The previous CDC recommendations said you should receive your initial vaccine series and an updated annual shot each year. The new recommendations suggest that annual shots are not necessary. And because the CDC has removed them from the vaccine schedule, if you find a vax at a pharmacy or doctor’s office near you, be aware that your insurance may not cover it as it has in years past, Leifer notes. Individuals with underlying medical conditions should consult the CDC’s list of conditions that can lead to severe COVID-19 complications and check with their doctor about vaccine access and insurance coverage options.
For adults over age 65, the recommendations haven’t changed: Get your initial COVID vaccine series if you haven’t, and get your yearly shot when your doctor advises it, Leifer says.
For children 6 months to 17 years old, HHS leaders said in May that “parents should consult with their child’s pediatric provider in a ‘shared clinical decision making’ process to determine if a child should receive an initial COVID vaccine or any boosters,” Leifer says. The CDC’s website now promotes this approach, while also laying out the recommended vaccine schedule below it — which can be confusing.
The AAP vehemently disagrees with Kennedy and supported keeping COVID vaccines on the childhood vaccination schedule, which the CDC has done for this year. So, insurance will still cover an updated vaccine for your kids, and pediatricians think they should get it. In her report, Leifer points out that children are at risk for “severe disease” from COVID-19, and that those who are vaccinated also stand a better chance of dodging long COVID, which can cause a wide array of symptoms in children.

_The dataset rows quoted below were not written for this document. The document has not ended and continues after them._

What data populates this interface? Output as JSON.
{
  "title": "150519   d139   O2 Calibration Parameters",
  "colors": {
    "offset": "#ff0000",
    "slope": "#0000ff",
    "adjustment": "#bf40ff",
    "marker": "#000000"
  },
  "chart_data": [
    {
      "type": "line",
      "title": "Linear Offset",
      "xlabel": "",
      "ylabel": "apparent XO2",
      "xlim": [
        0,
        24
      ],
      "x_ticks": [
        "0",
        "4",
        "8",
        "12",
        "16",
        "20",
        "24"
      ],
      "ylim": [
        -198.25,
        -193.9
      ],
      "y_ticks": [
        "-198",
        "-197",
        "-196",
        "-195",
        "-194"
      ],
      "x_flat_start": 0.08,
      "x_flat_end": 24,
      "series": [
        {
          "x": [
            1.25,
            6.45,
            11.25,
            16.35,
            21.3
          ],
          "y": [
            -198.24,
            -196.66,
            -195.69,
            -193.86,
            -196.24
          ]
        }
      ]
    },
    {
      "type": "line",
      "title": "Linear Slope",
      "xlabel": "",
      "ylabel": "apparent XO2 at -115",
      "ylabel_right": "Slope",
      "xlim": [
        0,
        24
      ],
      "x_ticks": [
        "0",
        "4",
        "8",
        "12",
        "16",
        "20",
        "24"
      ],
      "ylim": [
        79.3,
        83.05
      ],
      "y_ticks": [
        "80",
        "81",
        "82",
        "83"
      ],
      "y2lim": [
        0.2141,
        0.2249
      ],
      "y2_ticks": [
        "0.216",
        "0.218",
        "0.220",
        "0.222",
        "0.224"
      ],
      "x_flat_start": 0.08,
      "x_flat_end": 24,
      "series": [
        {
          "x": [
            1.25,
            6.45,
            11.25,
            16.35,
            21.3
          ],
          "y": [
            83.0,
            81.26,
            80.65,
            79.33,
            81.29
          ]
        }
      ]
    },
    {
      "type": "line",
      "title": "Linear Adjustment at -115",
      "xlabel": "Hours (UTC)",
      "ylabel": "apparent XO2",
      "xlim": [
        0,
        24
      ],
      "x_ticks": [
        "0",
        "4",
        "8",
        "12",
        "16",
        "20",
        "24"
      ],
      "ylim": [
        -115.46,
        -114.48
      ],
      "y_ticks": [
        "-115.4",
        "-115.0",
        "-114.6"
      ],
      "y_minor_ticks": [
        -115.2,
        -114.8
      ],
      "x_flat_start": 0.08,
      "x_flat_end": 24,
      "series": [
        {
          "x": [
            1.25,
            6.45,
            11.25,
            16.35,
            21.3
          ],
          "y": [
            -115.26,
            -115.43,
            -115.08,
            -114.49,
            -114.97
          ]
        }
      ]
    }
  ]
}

For pregnant people, COVID vaccine recommendations can feel especially confusing. The CDC’s new guidance is that expectant parents do not need the shot, but pregnancy is actually still listed as one of the underlying conditions that can lead to severe complications from COVID on the agency’s website — meaning they should get an annual shot. Make it make sense.
“The American College of Obstetrics and Gynecology (ACOG) continues to recommend that all pregnant people be vaccinated. Illness, including COVID, is dangerous during pregnancy, and the more serious the illness, the more dangerous it is for the growing baby,” Leifer says in her report. As she highlights, because the vaccine cannot be given to babies younger than 6 months, vaccination during pregnancy and the antibodies it produces are the best method of protecting infants from COVID before their first shot.
Why is this so complicated?
If it feels like medical experts are disagreeing with government agencies more than ever, that is very much the case. In fact, a number of public health authorities, including the AAP, IDSA, and the Society for Maternal-Fetal Medicine are suing Health and Human Services Secretary Robert F. Kennedy Jr. for his “unscientific changes to federal vaccine policy,” calling his changes to COVID shot recommendations “an assault on science, public health, and evidence-based medicine.”
Now more than ever, it is imperative that you get your medical advice from licensed medical experts and ask your own personal doctor about what’s right for you. That’s the best way to avoid falling victim to misinformation (and a bad case of whatever razor blade throat is — no thanks).